I'm using C++20 & I'm wondering if Concepts is at all possible to solve a situation like this.
Let's say I have a function:
template <typename F>
void doSomething(F f) {
f();
}
doSomething
accepts a callable objects (technically lambdas but shouldn't matter I think) & I want to ensure that no member variables of F
have a type T
. For example, I want:
BadType t;
int x = ...;
double y = ...;
doSomething([t = kj::mv(t), x, y] { ... }); // I want a compile error
doSomething([x, y] { ... }); // No error.
Similarly, I want to validate the arguments of the callable in a similar way:
doSomething([x, y](BadType t) { ... }); // I want a compile error
doSomething([x, y](std::vector<int> c) { ... }); // No compile error
I don't know if this complicates things, but technically BadType
itself is a templated type (I want to disable all instances regardless of the template value).

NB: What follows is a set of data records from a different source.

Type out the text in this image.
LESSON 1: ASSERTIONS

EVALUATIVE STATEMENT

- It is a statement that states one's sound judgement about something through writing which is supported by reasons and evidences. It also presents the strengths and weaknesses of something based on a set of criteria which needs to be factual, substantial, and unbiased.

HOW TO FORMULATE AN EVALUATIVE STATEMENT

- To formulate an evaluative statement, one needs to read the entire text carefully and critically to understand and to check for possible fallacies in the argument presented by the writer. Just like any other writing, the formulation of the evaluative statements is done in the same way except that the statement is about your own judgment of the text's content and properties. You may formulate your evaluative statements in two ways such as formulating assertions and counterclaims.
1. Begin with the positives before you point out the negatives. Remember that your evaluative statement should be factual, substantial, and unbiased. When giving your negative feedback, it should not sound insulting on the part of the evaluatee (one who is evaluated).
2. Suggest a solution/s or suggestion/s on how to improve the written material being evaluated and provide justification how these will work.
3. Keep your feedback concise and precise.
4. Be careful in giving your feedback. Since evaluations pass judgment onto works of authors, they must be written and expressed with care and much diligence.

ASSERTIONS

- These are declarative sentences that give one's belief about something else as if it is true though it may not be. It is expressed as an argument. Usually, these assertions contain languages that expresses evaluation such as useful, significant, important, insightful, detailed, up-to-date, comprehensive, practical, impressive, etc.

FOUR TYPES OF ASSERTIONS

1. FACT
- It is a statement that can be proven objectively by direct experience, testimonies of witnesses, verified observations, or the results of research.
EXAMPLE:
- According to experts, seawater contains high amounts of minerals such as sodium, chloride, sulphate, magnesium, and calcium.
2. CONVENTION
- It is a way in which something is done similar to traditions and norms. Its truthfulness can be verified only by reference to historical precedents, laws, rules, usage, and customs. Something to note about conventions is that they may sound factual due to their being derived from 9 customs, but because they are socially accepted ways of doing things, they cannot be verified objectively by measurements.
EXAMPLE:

An acceptable answer could be one that provides an example, but I'm also happy with good tutorials that someone feels I should be could be able to cobble together to accomplish. I'm very experienced with C++ & template meta-programming, but concepts feel like a totally alien thing at the moment. Of course, if this isn't possible, then happy to accept such an answer too.
This feels like something that the Reflection TS would be perfect for, but alas clang doesn't have this in an accessible way even in v13 (& I think similarly the GCC work is in a non-mainline branch still). I've explored various static reflection libraries for C++17, but they all suffer from needing to modify the type, which isn't possible here since I'm introspecting a lambda (and BadType
is a type defined in a 3p library although that shouldn't matter).
I suspect the answer must be no since each lambda I pass in will have an arbitrary set of names for the variables that get captured & the only examples I've seen of concepts trying to enforce the type of a member variable require a single known variable name, but maybe this is an interesting challenge for someone who's a Concepts master.